Благословит вас Сварог-отец, отцы и матери рода нашего, и я благословляю! ответила Эльга.
Сестры мои, красны девушки, тетушки, благословите и помогите каравай испечь! поклонилась женщинам сама Предслава.
Чудный это был обряд и невеста, и ее названая мать обе явились в белой вдовьей сряде. Но не только они были «в печали». В их ближнем кругу многие женщины потеряли мужей или родичей за минувшие полгода в день гибели Ингвара или позднее, во время зимней войны в Деревах. И в лицах женщин, глядевших на смущенную Предславу, сияла надежда отрадно было видеть, что для одной из них уже открылся путь к новой жизни.
Вокруг Уты толпилось пять-шесть молодых женщин и девушек, позванных в каравайницы: все из числа родни, здоровые, красивые.

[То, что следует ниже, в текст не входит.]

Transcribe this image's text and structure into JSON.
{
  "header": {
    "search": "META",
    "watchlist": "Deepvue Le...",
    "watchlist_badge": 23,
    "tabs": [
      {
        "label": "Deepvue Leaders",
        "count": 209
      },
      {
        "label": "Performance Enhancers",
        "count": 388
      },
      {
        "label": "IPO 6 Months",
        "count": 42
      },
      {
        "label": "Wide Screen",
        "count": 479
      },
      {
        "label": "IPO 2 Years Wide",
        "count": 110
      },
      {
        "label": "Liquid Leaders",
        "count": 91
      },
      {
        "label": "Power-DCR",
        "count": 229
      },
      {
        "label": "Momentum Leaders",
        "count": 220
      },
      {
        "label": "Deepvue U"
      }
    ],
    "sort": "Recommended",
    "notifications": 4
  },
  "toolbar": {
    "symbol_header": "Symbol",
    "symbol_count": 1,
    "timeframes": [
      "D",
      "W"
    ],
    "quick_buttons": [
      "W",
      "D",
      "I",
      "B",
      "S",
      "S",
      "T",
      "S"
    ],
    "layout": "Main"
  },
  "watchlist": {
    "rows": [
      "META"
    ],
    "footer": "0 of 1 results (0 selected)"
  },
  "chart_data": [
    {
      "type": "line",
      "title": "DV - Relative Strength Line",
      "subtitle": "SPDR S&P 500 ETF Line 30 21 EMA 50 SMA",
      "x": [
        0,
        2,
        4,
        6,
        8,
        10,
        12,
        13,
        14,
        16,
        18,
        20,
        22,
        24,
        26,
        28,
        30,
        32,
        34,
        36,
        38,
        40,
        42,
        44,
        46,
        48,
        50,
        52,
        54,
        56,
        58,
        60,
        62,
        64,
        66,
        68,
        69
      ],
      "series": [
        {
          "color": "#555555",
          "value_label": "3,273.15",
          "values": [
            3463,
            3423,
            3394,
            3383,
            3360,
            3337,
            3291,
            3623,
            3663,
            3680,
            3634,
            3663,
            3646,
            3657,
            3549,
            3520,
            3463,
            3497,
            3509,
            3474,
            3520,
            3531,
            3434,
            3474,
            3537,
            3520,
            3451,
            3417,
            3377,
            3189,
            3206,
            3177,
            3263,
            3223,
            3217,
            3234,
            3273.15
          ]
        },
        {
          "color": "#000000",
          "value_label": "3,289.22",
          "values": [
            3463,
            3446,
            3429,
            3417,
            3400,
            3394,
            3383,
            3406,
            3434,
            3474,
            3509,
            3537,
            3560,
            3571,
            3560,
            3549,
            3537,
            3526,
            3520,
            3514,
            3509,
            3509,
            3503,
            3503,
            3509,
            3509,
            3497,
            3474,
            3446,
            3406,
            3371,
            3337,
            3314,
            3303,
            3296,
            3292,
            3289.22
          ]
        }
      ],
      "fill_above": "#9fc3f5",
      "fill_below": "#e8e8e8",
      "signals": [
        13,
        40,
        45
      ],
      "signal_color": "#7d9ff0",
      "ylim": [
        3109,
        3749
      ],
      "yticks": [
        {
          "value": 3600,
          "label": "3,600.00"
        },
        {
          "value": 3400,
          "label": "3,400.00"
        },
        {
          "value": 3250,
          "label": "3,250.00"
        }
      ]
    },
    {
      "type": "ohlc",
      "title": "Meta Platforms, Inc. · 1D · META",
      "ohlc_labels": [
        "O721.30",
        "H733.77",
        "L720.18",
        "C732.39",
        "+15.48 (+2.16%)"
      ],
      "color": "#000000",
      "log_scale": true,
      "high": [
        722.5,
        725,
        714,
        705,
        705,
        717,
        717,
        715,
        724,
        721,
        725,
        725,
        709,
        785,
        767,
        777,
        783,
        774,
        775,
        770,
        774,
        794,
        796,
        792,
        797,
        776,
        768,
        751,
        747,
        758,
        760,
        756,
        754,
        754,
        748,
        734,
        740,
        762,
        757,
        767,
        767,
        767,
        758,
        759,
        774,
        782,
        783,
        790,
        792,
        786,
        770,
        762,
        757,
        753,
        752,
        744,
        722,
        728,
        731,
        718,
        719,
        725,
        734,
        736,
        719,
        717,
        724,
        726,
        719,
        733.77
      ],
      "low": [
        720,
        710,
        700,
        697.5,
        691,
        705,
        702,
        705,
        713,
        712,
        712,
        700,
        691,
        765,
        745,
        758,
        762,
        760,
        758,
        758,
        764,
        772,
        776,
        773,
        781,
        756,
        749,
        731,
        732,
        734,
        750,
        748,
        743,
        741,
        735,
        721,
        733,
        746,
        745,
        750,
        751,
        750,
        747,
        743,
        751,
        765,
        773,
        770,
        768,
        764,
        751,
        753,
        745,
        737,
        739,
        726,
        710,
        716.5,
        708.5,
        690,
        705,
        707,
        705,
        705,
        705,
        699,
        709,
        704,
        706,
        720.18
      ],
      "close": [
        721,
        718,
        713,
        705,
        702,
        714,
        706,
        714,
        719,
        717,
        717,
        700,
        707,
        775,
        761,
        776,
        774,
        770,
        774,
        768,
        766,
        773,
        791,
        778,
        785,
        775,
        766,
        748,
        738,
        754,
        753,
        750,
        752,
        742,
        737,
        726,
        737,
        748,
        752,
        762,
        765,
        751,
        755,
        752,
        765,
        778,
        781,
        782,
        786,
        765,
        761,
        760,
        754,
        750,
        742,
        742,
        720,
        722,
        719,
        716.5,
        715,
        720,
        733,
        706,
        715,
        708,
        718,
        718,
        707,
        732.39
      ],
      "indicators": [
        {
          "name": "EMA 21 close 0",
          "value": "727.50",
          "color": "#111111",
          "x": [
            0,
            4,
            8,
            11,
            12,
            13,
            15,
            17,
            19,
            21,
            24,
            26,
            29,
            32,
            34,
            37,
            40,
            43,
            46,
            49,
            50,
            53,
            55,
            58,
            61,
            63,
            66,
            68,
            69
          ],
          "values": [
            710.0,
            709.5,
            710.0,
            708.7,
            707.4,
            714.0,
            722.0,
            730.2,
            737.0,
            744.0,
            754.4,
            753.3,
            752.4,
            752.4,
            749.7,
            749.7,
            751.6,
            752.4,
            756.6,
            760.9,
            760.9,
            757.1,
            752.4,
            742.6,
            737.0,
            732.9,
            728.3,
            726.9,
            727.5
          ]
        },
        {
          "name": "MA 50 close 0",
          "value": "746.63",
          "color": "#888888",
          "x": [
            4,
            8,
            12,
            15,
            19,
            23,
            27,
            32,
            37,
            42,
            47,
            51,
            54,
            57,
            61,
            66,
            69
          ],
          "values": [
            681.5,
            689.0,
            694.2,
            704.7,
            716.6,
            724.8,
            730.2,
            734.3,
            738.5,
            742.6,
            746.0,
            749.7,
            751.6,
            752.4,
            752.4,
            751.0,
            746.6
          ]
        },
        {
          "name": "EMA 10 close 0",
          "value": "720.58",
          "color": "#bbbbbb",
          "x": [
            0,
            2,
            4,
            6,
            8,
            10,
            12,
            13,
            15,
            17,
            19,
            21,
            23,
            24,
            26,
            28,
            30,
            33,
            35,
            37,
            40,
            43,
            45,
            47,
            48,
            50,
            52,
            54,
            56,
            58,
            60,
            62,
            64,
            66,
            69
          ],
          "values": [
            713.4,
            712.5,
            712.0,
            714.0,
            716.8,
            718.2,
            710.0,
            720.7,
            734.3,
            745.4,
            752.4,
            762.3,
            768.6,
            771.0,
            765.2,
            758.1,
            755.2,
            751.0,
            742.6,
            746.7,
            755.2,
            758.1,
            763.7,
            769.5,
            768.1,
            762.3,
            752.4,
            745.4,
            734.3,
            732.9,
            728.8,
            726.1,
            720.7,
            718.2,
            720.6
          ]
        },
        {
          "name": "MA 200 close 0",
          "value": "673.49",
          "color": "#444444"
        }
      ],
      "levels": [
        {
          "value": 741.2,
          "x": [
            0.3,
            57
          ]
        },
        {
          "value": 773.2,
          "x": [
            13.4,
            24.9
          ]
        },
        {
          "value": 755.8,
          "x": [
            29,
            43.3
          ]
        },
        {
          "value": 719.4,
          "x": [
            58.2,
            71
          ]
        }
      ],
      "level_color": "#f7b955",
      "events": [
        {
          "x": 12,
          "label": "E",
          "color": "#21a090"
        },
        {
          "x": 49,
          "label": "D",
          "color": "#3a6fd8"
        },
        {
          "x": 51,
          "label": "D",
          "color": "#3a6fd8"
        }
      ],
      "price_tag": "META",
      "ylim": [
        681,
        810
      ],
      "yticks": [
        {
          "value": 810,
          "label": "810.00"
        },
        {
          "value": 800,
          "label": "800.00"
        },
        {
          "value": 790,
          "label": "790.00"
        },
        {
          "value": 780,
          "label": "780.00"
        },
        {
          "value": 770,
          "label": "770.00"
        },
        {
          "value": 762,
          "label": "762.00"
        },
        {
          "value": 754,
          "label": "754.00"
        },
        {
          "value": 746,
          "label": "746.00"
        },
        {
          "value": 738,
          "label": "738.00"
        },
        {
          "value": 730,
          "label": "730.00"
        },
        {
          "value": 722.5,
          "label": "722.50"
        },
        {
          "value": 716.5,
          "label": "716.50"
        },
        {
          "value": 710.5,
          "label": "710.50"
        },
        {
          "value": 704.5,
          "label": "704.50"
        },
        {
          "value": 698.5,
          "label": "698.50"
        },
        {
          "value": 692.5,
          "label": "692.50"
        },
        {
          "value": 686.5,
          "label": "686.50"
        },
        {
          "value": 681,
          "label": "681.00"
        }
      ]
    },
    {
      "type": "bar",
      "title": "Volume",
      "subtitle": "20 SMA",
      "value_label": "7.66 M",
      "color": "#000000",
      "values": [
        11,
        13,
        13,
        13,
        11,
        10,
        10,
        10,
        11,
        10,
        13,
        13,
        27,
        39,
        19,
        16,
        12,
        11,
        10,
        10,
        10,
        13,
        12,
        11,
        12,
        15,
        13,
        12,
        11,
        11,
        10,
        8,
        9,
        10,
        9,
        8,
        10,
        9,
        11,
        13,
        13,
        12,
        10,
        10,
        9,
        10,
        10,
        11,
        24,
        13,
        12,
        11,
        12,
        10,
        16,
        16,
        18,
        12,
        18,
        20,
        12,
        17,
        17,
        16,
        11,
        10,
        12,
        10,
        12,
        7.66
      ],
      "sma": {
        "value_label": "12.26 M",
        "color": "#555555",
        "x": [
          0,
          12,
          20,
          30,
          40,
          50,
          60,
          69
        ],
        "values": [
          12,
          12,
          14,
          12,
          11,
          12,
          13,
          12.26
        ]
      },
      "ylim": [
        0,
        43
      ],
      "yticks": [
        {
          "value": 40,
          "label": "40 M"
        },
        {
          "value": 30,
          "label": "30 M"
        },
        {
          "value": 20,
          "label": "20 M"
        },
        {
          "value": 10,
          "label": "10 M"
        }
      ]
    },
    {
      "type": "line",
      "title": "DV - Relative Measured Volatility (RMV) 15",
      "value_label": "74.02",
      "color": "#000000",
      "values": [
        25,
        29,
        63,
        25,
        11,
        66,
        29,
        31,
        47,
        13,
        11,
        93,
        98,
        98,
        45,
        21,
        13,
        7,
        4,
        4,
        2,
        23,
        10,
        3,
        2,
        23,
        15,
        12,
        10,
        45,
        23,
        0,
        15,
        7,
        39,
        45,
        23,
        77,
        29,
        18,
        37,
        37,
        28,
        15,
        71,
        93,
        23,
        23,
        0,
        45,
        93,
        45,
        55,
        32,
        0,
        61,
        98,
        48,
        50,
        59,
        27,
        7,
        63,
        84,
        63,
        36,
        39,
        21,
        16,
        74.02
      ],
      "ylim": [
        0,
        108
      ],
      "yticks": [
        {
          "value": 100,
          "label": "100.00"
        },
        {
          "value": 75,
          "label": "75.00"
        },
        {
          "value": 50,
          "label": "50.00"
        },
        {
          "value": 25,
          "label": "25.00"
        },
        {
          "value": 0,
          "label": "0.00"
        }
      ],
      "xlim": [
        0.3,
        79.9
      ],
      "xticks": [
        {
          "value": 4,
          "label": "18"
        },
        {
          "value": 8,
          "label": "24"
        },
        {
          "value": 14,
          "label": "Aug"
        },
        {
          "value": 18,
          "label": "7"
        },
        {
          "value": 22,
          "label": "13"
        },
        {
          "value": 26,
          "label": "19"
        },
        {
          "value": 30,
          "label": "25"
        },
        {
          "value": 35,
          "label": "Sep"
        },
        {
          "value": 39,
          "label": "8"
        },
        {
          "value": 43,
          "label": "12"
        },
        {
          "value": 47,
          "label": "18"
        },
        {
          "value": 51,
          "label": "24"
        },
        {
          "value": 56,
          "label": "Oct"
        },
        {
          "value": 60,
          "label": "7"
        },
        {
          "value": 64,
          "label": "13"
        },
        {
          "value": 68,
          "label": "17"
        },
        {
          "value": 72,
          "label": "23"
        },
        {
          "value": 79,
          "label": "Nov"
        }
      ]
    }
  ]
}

В нарядах их преобладали белый, голубой, синий цвет цвета печали, но лица светились радостью. Это собрание знакомых лиц, радостное возбуждение, наполняющее всякую женщину на свадьбе, усиливалось памятью недавних горестей. Жизнь залечивает раны, и зрелище того, как обретает новую судьбу наиболее пострадавшая от войны женщина, всем казалось истинной победой над смертью.